Author : Bhadresh Bundela
Diagnosis of thyroid cancer
The doctor will first run a thyroid ultrasound scan to specifically distinguish between a cyst and a solid lump; the ultrasound will also serve to tell if the thyroid is a goitrous gland within which the lump that has brought the patient to medical attention is just a prominent one of many nodules – the so-called multinodular goitre (which is rarely a malignant condition).
An isotope scan will inform the doctor as to whether the nodule is functioning like a normal thyroid gland, which is very rare indeed in cancers.
Next, the doctor may opt to obtain needle cytology of the lump (were a fine needle is placed within the lump and tissue aspirated for examination under the microscope). If this test demonstrates cancer (carcinoma or lymphoma) then it is a useful test. However, a negative result is less reliable at excluding thyroid carcinoma as some cancers look very similar indeed to the normal thyroid tissue and the sample obtained at cytology is often inadequate to distinguish.

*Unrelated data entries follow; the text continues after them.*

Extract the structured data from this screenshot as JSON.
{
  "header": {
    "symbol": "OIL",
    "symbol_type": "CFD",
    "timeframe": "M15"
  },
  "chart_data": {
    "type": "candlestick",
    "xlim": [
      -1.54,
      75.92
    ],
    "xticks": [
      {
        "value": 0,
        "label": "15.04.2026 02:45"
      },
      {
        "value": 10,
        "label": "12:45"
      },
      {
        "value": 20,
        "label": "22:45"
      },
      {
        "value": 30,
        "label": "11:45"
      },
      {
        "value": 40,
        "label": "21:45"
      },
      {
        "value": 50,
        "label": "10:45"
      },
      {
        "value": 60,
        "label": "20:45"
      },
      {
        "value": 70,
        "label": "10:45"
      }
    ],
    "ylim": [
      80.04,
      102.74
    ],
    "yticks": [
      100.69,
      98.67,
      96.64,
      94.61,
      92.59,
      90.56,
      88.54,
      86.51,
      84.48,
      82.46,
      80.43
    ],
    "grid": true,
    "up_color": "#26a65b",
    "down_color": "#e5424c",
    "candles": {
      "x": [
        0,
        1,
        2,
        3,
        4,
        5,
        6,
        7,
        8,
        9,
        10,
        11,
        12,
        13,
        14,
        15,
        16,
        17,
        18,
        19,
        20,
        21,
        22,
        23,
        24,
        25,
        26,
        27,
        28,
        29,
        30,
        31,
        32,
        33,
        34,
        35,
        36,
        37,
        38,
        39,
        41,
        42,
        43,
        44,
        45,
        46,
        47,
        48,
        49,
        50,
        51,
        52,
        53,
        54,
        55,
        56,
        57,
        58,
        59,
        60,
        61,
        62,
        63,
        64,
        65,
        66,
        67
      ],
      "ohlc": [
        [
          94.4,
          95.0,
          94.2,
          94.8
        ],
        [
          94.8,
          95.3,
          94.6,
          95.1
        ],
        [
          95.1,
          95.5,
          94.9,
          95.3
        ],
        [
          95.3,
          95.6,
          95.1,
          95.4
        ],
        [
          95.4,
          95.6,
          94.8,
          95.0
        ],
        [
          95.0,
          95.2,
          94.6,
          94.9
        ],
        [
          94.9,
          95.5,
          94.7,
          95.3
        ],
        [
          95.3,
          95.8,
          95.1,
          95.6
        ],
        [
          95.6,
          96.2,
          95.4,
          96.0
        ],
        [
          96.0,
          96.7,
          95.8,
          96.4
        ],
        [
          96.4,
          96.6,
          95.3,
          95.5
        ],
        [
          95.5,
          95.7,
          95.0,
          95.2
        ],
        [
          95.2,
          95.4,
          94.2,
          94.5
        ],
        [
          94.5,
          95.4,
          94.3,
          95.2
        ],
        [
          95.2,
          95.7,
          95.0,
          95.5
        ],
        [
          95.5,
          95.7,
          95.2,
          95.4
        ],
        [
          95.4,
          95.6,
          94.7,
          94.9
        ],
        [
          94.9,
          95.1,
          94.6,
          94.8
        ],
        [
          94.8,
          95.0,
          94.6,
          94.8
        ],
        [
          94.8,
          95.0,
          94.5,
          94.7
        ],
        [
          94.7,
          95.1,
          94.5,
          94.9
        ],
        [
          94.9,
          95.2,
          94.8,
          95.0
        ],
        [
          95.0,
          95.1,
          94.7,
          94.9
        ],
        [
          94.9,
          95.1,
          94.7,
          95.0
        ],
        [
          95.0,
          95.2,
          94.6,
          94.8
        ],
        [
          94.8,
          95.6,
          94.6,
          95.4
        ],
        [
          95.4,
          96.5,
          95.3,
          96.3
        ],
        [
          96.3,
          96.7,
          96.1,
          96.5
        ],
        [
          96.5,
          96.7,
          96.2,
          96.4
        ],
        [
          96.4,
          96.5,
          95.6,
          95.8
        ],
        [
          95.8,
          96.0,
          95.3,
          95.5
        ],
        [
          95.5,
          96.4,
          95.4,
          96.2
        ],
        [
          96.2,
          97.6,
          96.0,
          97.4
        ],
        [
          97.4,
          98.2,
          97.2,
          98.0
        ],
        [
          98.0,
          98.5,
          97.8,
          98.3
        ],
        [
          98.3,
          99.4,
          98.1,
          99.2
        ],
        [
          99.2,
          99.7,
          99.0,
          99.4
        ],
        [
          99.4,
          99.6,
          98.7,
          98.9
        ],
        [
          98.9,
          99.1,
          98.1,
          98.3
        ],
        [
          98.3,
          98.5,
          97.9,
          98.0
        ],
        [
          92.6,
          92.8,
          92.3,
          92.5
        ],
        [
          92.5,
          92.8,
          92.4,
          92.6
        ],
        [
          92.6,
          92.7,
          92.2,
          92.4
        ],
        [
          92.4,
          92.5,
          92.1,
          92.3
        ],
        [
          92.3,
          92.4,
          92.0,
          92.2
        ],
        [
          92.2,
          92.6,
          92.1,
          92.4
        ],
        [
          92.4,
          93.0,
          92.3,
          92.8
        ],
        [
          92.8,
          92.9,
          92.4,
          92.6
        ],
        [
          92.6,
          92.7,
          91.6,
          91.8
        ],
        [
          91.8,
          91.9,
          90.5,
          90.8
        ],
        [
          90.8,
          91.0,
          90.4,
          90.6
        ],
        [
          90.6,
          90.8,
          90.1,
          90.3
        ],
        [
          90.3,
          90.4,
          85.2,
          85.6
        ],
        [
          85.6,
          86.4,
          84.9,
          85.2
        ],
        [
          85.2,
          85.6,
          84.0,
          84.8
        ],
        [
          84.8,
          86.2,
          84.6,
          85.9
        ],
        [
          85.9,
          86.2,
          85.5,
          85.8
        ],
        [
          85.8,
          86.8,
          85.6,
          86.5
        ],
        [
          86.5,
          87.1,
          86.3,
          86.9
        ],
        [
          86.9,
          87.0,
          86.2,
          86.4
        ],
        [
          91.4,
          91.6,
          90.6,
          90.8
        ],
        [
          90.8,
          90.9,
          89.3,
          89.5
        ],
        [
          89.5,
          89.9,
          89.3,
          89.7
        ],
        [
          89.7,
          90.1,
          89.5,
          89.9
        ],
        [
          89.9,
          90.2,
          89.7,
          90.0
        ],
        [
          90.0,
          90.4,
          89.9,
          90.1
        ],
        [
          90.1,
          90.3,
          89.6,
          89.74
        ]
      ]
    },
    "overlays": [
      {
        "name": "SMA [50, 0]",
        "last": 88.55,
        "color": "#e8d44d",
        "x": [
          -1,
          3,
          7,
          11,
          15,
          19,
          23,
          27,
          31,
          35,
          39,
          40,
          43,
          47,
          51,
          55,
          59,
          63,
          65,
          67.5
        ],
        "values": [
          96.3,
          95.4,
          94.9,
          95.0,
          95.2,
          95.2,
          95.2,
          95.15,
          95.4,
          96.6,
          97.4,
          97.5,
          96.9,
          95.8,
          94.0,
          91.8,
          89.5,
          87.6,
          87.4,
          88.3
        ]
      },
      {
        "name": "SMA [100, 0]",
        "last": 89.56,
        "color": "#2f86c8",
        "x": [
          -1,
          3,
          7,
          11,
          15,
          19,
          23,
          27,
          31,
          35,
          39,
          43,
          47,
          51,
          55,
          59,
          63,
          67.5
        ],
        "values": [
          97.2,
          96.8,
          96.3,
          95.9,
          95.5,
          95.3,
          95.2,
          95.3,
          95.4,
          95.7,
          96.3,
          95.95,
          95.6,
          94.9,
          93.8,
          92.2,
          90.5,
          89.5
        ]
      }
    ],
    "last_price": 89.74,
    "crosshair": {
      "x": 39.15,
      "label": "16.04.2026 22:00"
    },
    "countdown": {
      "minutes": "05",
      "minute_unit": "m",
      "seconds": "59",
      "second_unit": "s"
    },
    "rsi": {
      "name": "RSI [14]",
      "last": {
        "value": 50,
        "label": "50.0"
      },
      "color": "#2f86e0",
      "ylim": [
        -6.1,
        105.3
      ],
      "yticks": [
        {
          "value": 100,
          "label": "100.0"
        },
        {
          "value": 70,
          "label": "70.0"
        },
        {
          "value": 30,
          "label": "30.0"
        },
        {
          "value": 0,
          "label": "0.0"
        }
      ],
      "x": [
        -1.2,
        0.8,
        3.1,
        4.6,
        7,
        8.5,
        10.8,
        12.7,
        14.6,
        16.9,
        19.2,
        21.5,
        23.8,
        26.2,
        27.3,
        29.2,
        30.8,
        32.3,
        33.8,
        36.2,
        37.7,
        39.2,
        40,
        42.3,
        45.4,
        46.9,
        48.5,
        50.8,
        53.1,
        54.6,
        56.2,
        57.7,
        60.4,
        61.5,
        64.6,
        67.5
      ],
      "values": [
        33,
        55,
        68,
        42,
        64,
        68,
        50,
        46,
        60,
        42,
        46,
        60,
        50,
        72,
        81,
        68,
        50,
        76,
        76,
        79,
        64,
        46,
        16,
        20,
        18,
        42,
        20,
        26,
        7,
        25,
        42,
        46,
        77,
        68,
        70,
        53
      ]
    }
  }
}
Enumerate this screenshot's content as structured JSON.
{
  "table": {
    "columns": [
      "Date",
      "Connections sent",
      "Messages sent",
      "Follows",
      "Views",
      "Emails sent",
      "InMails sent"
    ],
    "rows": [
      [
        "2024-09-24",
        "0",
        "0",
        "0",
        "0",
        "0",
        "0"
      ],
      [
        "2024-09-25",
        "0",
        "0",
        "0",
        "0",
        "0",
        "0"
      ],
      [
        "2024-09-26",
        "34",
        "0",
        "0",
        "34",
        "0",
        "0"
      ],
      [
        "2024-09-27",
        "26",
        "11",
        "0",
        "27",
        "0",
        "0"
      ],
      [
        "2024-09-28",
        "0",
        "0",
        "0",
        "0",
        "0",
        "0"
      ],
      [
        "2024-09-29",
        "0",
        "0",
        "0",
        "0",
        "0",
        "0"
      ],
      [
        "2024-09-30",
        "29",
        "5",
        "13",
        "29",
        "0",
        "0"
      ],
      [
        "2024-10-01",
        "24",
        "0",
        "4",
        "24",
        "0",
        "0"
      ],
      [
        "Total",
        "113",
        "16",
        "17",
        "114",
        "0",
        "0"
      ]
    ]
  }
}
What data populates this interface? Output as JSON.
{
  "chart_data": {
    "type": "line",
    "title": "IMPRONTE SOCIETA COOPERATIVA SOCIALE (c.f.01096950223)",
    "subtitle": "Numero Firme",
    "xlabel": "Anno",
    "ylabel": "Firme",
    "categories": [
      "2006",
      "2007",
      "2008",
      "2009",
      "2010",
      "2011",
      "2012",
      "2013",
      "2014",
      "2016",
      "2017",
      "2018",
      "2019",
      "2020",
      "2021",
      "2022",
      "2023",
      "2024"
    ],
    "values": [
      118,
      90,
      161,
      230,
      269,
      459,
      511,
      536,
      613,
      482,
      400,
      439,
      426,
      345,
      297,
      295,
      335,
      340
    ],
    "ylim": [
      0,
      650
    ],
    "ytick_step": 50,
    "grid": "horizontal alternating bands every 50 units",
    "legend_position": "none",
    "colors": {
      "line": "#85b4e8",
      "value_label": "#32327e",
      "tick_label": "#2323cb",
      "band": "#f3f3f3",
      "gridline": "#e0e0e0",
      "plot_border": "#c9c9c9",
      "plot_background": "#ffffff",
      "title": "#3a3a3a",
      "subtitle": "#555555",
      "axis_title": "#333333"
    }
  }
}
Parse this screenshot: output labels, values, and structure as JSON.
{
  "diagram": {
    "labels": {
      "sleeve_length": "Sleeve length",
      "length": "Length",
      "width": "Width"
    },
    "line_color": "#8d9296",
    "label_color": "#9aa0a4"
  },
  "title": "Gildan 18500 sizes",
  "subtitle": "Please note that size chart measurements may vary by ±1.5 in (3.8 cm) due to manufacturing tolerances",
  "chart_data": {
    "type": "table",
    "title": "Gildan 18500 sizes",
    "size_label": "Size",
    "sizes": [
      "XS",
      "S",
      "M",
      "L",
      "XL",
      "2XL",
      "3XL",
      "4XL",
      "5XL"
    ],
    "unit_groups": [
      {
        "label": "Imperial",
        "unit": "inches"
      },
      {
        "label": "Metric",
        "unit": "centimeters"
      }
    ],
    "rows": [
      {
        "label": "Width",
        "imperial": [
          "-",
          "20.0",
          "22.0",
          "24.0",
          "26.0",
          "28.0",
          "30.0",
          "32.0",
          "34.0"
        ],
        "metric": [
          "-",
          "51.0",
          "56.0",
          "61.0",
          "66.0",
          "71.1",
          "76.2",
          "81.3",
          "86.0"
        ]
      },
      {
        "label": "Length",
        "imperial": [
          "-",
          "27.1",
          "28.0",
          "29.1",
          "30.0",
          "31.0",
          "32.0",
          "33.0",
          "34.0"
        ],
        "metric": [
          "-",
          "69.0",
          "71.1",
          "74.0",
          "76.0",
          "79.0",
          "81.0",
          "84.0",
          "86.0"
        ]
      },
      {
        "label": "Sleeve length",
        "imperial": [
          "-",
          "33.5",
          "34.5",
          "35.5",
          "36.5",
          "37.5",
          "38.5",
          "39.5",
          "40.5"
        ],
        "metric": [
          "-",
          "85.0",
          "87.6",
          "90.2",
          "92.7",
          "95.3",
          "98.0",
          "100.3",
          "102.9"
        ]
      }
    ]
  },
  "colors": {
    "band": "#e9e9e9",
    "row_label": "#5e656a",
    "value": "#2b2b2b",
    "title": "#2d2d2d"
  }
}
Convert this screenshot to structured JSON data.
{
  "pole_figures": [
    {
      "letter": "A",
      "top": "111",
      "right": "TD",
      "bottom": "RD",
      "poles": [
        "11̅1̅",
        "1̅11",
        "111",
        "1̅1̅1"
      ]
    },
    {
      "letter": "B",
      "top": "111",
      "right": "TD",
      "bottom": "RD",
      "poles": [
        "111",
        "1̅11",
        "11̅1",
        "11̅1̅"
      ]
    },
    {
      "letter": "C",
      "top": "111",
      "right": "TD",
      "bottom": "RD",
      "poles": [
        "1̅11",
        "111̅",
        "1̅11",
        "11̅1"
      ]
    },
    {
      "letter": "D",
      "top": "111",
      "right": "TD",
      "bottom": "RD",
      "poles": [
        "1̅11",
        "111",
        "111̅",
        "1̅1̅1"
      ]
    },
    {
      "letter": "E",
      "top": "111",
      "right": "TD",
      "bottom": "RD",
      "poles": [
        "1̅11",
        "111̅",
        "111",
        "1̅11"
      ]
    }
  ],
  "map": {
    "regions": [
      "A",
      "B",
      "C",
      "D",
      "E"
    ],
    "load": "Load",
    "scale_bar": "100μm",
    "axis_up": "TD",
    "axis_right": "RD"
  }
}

Where doubt exists the patient is usually put up for surgery and a formal hemi-thyroidectomy is performed where the half of the thyroid containing the lump is removed. If it contains differentiated thyroid cancer (vide infra) then a completion thyroidectomy (the removal of the rest of the gland) is performed at a subsequent operation a couple of weeks later.
Stages of thyroid cancer
The most important fact to establish is whether the thyroid carcinoma is confined to the gland. An ultrasound of the thyroid and neck has already probably been done and is an accurate first procedure to delineate the thyroid tumour and identify abnormal lymph nodes. An MRI scan of the neck is also useful, particularly for demonstrating any local extensions of the primary growth.
A CT scan may be useful - especially if the thyroid tumour extends down into the chest but there is an iodine load involved in the contrast that is used in neck CT scanning and this may make difficult subsequent iodine therapy if this is necessary within a few weeks of the CT scan.
The commonest sites of distant spread for thyroid carcinoma are the lungs and the bones – usually in that order. Therefore, a chest x-ray or Ct (with the above caveat over iodine loading) of the thorax and a bone isotope scan are used in staging.
For differentiated carcinoma, the radical surgical operation (vide infra) will often be recommended whatever the staging shows and the operative specimen yields further staging information as to whether the tumour had spread outside the gland or not. By these means, the patient is classified as having intracapsular or extracapsular disease.
The measurement of the serum tumour marker: thyroglobulin is not useful at this time.
In medullary carcinoma cases, the staging is much the same but there is a hormone marker of disease presence in the form the hormone calcitonin (which as has been said above is the normal physiological product of the thyroid C cells). This hormone marker is almost invariably raised in this disease and the level should fall back to normal levels after curative surgery.
By contrast, lymphoma staging is that for any high grade lymphoma (see lymphoma section - but PET scanning and bone marrow exam amongst other tests will be ordered).
Outcomes of thyroid cancer
The vast majority of patients presenting ot the doctor with early, differentiated thyroid cancer will be cured. For example, the young woman with early papillary cancer has a greater than 90% chance of cure, but it is important that the algorithm of care outlined above is followed.
Similarly the chance of cure is good with modern therapy for thyroid lymphoma.
Unfortunately, the chance of surviving undifferentiated thyroid cancer is very much smaller and, despite the therapies outlined above, the majority of these patients die of their disease within one year.
Patients with medullary thyroid cancer have an overall 50% survival to 10 years and those with early stage disease and who have curative surgery, with the disappearance of rasied serum calcitonin, are those who are likely to be in the cured cohort.